Disney Institute Offers Perspectives all Inside Sales Managers Can Use
Many of these principles can be applied by management of an inside sales team. The best practices of leadership excellence, people management, and quality service are universal regardless of the industry.
I recently attended three sessions at the Disney Institute in Anaheim, CA. While the basic information concerning Leadership Excellence, People Management, and Quality Service was not new, the Disney perspective and implementation of best practices was impressive and inspiring.
I’ll share some insights I gained.
The primary job of a leader is to influence change, but not all leaders are in leadership positions. For Disney, all Cast Members (the Disney term for all employees) are leaders and are empowered to suggest and implement change. This is challenging but Disney manages the riskby being very clear and direct in communicating its core values and quality standards.By pushing leadership expectations to all levels of the organization, Disney gathers the best information and innovations fromits Cast Members who work directly with guests. You can never guess the source of your next great idea.
In a recent HBR IdeaCast (a podcast that I recommend), it was suggested that rather than finding people for our jobs we should consider creating jobs for the people we want in our organizations. Disney has engineered its jobs to attract only those applicants with a propensity for success. In a pre-interview presentation (Disney-style video), potential interviewees are presented with details concerning working at Disney such as dress and appearance standards, attendance standards, and pay scales. After receiving a clear communication of what it is like to be a Cast Member, some percentage of applicants opt out.
There were also longer conversations regarding training, communication, and care, but the point that struck a significant chord was this:treat your employees the way you expect them to treat your customers. While walking around the park both onstage and backstage, I saw Disney leadership actually implementing that practice.
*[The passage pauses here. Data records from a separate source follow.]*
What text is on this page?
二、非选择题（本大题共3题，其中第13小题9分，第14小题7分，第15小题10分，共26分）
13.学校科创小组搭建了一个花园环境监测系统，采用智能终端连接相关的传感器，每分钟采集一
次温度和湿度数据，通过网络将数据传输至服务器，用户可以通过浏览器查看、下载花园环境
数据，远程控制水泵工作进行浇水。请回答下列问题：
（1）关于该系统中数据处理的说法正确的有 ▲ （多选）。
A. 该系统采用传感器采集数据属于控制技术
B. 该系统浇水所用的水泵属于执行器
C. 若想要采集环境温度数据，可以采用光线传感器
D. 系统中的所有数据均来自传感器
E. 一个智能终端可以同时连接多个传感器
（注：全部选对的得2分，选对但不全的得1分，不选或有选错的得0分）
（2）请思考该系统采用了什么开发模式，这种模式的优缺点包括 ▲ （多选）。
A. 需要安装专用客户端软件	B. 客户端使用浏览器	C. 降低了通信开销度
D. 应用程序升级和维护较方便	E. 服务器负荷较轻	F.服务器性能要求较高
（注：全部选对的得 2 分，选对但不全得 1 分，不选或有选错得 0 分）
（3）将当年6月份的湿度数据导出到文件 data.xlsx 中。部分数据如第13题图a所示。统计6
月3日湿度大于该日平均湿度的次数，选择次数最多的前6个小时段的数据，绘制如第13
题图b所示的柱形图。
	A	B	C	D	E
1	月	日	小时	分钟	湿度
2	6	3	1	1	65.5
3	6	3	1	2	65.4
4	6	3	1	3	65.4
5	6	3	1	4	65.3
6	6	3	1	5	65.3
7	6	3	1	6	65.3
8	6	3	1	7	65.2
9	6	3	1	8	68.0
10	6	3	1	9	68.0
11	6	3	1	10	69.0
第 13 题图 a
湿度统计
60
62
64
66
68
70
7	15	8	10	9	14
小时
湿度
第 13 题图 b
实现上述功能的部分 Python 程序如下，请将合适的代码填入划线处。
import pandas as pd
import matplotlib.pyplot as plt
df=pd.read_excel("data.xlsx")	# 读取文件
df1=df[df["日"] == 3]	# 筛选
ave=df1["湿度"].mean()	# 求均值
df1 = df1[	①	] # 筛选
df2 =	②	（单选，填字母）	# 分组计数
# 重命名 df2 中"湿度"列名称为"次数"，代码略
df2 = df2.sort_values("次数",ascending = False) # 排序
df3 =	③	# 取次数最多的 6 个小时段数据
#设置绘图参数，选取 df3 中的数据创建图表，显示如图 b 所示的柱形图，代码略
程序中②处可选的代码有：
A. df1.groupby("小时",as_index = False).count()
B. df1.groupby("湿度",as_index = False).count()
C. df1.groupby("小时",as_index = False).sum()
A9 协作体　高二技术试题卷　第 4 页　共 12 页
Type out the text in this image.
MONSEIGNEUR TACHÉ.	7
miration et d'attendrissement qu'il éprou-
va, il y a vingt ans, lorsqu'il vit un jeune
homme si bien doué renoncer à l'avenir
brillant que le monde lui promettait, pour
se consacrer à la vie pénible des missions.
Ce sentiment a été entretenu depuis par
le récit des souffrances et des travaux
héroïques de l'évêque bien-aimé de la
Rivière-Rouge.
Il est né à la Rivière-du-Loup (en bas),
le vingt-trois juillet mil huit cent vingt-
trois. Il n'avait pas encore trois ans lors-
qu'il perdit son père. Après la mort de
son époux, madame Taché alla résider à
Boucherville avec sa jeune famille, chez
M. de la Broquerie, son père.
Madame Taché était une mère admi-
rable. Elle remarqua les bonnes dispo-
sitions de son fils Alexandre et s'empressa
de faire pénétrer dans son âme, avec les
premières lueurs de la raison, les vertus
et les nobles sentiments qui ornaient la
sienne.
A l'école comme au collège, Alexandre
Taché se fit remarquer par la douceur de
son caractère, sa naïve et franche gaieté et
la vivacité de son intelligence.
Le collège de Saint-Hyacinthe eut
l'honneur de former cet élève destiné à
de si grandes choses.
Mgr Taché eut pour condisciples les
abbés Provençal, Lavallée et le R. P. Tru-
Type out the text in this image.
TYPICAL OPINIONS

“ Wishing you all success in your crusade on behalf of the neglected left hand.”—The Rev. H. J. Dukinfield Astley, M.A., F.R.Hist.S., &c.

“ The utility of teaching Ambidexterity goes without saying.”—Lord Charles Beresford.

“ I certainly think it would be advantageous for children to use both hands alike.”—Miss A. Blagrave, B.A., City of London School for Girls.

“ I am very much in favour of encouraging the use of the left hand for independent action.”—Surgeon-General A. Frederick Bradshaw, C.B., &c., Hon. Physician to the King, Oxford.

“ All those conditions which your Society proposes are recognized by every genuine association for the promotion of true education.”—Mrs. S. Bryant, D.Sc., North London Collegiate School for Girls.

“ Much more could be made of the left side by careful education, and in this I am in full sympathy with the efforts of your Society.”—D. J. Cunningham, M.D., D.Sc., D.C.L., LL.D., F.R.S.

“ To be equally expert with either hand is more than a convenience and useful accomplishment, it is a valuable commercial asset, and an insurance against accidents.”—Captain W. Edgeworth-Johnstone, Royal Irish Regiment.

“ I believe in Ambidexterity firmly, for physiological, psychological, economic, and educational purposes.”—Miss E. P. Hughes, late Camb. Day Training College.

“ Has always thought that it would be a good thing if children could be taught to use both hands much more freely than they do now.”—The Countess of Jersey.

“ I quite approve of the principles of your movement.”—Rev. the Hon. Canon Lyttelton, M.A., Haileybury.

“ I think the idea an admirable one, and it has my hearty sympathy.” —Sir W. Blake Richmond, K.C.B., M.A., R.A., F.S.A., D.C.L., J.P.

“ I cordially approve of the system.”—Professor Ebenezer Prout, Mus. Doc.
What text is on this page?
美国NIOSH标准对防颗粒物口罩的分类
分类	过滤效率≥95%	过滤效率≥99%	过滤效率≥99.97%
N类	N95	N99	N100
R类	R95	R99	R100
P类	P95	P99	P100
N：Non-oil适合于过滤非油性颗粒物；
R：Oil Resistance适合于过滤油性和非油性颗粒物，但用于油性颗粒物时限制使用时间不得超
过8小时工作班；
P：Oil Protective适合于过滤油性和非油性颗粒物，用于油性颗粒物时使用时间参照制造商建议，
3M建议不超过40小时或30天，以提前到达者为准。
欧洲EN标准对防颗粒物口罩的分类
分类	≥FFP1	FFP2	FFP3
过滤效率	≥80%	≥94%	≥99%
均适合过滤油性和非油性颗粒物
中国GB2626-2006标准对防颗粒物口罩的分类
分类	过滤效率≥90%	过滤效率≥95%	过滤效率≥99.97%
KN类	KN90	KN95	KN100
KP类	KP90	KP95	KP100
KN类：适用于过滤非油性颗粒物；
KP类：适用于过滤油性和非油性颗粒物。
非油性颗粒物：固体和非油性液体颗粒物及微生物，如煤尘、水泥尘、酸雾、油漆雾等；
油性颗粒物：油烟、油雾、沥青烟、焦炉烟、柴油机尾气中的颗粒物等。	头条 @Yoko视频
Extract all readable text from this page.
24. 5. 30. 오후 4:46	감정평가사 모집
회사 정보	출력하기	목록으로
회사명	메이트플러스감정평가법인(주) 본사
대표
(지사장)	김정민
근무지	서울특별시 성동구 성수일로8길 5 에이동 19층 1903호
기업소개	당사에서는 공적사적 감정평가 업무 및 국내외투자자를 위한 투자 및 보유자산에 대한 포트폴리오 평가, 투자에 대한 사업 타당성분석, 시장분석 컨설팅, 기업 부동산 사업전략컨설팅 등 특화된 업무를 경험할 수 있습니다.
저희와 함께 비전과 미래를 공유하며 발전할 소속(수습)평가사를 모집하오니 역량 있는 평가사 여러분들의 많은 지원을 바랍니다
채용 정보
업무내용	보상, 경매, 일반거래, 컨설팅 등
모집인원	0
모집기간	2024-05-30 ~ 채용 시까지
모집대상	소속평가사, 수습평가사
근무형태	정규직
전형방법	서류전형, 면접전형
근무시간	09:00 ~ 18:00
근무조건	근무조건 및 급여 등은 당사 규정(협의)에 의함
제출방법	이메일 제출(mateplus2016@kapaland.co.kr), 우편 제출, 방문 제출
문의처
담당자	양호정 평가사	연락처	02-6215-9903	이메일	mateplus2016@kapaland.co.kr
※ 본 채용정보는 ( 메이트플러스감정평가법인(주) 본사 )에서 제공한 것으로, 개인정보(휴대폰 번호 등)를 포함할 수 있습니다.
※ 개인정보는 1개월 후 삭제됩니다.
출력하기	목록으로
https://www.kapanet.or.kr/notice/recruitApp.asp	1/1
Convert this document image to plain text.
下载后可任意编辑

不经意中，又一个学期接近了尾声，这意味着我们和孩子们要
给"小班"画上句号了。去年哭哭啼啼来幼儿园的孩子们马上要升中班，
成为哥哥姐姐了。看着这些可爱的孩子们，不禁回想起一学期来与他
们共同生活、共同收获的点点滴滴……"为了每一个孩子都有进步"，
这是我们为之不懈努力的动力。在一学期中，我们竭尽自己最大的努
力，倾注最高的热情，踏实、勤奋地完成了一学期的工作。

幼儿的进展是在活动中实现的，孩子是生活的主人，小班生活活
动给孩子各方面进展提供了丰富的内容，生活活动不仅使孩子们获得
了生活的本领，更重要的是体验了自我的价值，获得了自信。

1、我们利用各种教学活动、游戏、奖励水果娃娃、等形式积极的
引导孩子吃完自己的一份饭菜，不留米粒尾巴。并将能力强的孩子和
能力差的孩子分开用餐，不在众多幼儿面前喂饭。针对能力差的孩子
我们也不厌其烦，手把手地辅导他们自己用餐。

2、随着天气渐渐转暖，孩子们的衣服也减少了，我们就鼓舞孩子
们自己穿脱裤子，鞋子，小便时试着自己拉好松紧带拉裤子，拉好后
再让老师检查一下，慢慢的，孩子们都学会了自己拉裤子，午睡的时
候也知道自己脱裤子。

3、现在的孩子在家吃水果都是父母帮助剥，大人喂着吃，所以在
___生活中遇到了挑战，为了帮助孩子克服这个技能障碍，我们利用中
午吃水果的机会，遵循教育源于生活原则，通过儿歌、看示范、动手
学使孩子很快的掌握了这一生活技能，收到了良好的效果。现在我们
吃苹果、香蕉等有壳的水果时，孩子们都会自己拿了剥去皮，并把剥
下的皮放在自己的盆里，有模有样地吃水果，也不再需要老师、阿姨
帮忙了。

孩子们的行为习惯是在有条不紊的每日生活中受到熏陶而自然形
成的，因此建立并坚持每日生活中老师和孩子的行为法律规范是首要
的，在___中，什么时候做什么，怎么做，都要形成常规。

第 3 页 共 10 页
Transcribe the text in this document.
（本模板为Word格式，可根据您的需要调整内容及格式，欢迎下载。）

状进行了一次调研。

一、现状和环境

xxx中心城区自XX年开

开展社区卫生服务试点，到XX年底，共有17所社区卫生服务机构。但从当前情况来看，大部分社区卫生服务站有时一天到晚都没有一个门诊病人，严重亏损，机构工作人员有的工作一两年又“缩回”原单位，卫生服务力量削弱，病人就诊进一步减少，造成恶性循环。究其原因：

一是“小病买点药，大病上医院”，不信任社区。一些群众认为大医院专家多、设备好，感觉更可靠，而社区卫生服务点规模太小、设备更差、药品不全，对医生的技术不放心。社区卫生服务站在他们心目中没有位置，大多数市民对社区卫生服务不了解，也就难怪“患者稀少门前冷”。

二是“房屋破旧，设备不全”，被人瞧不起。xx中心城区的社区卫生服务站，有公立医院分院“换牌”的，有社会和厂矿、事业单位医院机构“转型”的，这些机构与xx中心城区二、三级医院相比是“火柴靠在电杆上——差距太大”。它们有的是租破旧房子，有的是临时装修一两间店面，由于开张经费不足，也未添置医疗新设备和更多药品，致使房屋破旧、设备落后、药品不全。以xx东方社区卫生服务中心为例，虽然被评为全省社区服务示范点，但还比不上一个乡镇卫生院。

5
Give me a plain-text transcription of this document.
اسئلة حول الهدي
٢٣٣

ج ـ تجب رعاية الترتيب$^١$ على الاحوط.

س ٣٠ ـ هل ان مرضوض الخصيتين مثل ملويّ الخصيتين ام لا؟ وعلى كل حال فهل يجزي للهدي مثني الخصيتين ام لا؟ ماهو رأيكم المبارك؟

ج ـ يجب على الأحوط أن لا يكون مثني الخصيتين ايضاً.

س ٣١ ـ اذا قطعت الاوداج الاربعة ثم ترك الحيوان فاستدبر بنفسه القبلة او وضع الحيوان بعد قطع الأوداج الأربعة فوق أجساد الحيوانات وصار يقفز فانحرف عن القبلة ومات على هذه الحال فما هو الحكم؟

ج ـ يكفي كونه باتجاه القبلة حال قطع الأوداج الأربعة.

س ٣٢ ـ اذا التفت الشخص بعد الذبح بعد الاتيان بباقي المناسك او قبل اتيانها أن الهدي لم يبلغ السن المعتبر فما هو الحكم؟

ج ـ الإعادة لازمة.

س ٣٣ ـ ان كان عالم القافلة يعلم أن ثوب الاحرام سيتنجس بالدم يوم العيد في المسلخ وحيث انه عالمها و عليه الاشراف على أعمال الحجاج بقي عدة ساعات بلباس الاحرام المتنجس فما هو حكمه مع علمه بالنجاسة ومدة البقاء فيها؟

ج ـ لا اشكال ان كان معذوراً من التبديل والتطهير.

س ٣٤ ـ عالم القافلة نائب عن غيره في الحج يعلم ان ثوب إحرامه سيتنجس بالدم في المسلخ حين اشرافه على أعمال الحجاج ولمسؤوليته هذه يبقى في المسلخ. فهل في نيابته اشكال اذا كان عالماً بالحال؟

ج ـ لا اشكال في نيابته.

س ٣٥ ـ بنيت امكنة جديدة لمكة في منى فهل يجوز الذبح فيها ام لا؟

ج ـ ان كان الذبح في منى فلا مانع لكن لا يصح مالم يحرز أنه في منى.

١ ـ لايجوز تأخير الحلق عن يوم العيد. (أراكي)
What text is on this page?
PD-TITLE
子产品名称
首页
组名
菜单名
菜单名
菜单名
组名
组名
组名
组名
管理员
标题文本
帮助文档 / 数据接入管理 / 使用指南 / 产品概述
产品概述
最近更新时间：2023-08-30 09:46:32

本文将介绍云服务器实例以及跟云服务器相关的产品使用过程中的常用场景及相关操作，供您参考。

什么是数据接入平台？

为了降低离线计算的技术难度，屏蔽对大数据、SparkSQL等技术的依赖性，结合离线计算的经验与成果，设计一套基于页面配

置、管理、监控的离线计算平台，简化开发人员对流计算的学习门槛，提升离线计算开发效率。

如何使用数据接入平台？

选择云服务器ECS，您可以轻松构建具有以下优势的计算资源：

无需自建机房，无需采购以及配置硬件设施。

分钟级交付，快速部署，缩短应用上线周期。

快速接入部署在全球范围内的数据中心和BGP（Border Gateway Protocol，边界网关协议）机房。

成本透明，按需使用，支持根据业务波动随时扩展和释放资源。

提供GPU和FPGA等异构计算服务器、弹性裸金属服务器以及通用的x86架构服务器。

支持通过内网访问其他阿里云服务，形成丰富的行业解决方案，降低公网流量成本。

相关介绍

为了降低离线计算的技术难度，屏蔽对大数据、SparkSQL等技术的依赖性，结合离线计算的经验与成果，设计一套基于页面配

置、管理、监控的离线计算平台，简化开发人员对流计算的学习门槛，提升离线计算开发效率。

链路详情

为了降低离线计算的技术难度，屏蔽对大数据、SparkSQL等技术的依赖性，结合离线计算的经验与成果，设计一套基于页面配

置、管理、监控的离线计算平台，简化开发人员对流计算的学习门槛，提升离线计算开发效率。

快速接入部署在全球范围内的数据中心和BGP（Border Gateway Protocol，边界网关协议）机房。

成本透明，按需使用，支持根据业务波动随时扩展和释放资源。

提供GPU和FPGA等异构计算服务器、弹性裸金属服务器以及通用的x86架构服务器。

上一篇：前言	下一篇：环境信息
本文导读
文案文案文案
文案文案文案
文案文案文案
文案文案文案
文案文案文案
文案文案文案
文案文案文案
Leadership excellence leads to cast excellence which leads to guest satisfaction which leads to financial results. That’s how Disney articulates its chain of excellence. And although it sounds silly to say, it is important that financial success is a result, not a pursuit.
During the presentation and walking tours, we saw many of the details of Disney quality service in terms of Guestology (needs, wants, emotions, stereotypes of customers), Quality Standards (need to be clearly defined and communicated), Delivery Systems (the settings and processes for interacting with customers), and Integration (alignment of the components to ensure seamless customer experience). It was impressive to see substantial consistency between the statements and behaviors of cast members working together to create a magical experience.
Based on those highlights of the moment, I have some suggestions for myself as a leader:
- Formulate and articulate a high-resolution, measurable, compelling, complete vision of the future to my staff. Spend enough time to do this very well.
- Rationalize my appreciation, recognition, and encouragement processes. Everything I appreciate, recognize, and encourage should be directly in support of the vision I communicate and valued according to the magnitude of the contribution.
- Don’t underestimate the difficulties.
- Codify and communicate our culture in such a way that it becomes an intentional asset.
- Train from global to job specific. Spend enough resource to do this very well.
- Walk around. Find the next great idea among our employees.
- Articulate and communicate our quality standards. Spend enough time to do this very well.
Finally, a quote from Walt:
“People often ask me if I know the secret of success and if I could tell others how to make their dreams come true. My answer is, you do it by working.”